The players’ sexual orientation is thought to be an open, but closely guarded, secret within the game. The players refuse to come out publicly because they fear a backlash from fans and the media, according to the Guardian.
“Gay campaigners told the Observer that Clarke Carlisle, chairman of the Professional Footballers’ Association, had revealed that eight players had approached him to disclose that they were gay,” the report says. “Seven told him that the reason they would not reveal their sexual orientation publicly was not the reaction from the dressing room or club, but the potential reaction from the media and supporters. Chris Basiurski, chair of the Gay Football Supporters’ Network, said that, although progressive attitudes had begun to infiltrate the dressing room, the fear of how supporters would react remained a problem.
“‘The danger is not so much coming out, but what happens next,’ Basiurski said. ‘One of the problems Justin Fashanu found was that he was the first black millionaire player, and a lot of things were expected of him on the pitch at Nottingham Forest and it didn’t really work out. When that happened, the dressing room and the management used his sexuality as a thing to bash him with.’
“Basiurski said the organisation had heard reports of professional players whose sexuality was a secret guarded inside the game: ‘We have anecdotal evidence that players are out within their clubs and don’t have a problem. But we are trying to create an atmosphere for people to come out safely, but at the moment there is a big barrier. The fact is, we have never really tested the fans, both home or away, on this.’
“‘The danger is what happens when a player comes out and gets loads of support and attention, but then start playing badly. The worry is that fans will start getting on their backs and they may lose the confidence of their manager and it could be connected to their sexuality.'”

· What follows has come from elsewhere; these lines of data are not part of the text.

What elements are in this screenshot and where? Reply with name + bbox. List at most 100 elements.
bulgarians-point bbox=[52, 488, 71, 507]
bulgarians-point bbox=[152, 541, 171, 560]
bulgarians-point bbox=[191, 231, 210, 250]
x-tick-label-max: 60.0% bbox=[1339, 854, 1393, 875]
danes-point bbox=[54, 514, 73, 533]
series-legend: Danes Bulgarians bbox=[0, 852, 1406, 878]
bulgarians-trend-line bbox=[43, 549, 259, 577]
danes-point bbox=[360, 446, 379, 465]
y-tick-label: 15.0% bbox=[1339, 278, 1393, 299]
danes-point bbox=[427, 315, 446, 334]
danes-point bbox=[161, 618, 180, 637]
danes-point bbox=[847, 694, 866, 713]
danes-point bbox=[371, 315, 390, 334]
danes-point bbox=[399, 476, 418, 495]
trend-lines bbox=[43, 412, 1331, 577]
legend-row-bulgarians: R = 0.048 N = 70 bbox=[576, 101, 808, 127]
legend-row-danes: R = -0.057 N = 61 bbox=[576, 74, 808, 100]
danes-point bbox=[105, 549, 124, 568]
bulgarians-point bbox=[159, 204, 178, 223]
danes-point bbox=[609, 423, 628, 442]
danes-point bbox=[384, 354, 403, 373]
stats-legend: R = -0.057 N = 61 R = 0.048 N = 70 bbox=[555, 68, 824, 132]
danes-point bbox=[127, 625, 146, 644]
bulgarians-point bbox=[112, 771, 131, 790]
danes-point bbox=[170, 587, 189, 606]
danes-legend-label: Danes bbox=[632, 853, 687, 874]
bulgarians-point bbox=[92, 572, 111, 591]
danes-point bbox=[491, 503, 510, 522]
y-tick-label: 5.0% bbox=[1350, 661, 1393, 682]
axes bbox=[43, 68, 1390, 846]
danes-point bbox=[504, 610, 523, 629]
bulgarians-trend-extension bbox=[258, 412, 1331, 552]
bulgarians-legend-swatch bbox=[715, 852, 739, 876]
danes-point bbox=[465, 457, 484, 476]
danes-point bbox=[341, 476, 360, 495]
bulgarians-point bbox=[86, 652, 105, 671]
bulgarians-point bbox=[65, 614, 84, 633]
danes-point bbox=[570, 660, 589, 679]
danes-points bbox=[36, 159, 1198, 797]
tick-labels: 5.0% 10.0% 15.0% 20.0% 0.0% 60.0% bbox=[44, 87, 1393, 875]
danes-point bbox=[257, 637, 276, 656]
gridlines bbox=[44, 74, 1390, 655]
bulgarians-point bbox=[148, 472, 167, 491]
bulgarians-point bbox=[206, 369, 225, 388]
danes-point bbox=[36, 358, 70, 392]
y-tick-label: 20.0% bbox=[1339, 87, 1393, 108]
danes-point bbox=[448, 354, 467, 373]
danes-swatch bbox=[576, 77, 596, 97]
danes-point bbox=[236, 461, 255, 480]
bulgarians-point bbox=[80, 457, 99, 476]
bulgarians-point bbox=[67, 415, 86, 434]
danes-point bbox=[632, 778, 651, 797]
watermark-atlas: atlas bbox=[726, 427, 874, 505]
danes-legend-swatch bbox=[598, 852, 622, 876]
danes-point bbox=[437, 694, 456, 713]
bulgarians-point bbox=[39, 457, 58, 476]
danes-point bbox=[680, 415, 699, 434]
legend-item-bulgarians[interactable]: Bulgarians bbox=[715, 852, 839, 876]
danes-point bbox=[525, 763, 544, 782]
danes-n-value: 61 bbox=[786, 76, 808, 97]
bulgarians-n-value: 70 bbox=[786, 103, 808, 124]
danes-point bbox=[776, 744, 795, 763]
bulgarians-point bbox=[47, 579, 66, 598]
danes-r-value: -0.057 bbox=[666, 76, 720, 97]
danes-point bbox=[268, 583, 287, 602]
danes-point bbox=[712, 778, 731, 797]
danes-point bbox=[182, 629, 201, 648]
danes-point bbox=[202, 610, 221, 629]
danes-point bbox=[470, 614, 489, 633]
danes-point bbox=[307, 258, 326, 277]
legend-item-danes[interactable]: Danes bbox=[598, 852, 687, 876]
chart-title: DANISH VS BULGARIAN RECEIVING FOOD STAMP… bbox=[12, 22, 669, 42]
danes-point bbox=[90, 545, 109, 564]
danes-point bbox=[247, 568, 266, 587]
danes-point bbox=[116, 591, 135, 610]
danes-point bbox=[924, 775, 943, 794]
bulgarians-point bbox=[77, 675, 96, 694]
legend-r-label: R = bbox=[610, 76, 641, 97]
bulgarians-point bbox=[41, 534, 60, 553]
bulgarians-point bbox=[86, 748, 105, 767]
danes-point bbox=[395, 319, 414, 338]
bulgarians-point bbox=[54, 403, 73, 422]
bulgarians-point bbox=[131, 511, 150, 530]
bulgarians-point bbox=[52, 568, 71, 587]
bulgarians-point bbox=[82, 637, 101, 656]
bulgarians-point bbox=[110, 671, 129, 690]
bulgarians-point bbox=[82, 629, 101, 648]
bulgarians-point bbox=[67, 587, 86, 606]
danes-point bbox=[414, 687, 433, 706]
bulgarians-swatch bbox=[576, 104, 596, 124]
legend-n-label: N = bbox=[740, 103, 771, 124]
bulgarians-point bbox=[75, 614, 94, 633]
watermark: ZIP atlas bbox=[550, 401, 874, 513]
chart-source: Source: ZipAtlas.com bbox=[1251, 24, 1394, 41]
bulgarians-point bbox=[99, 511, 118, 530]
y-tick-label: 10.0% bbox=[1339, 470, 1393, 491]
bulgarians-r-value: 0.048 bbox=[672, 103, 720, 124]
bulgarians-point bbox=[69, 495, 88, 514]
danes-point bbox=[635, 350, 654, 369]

In February former Leeds United winger Robbie Rogers revealed that he was gay before announcing his immediate retirement from the game. He became the first British-based soccer player to reveal his homosexuality since Fashanu in 1990. Rogers received an outpouring of support, and is thought to be considering resuming his career in Major League Soccer. Last week, NBA veteran Jason Colllins became the first active male North American professional athlete in a team sport to publicly reveal he is gay. The public’s reaction was largely positive as well.
Some segments of the British soccer community are keen to eliminate homophobia from the field and the stands. Arsenal has embraced the “Gay Gooners” — a LGBT supporters group — as it seeks to change attitudes toward homosexuality in British soccer and sports.
It’s feasible that, with enough support, the eight players will come out publicly and continue to pursue their careers to the best of their abilities. If and when that happens, others will be sure to follow in their footsteps and that change will reverberate in other parts of the world.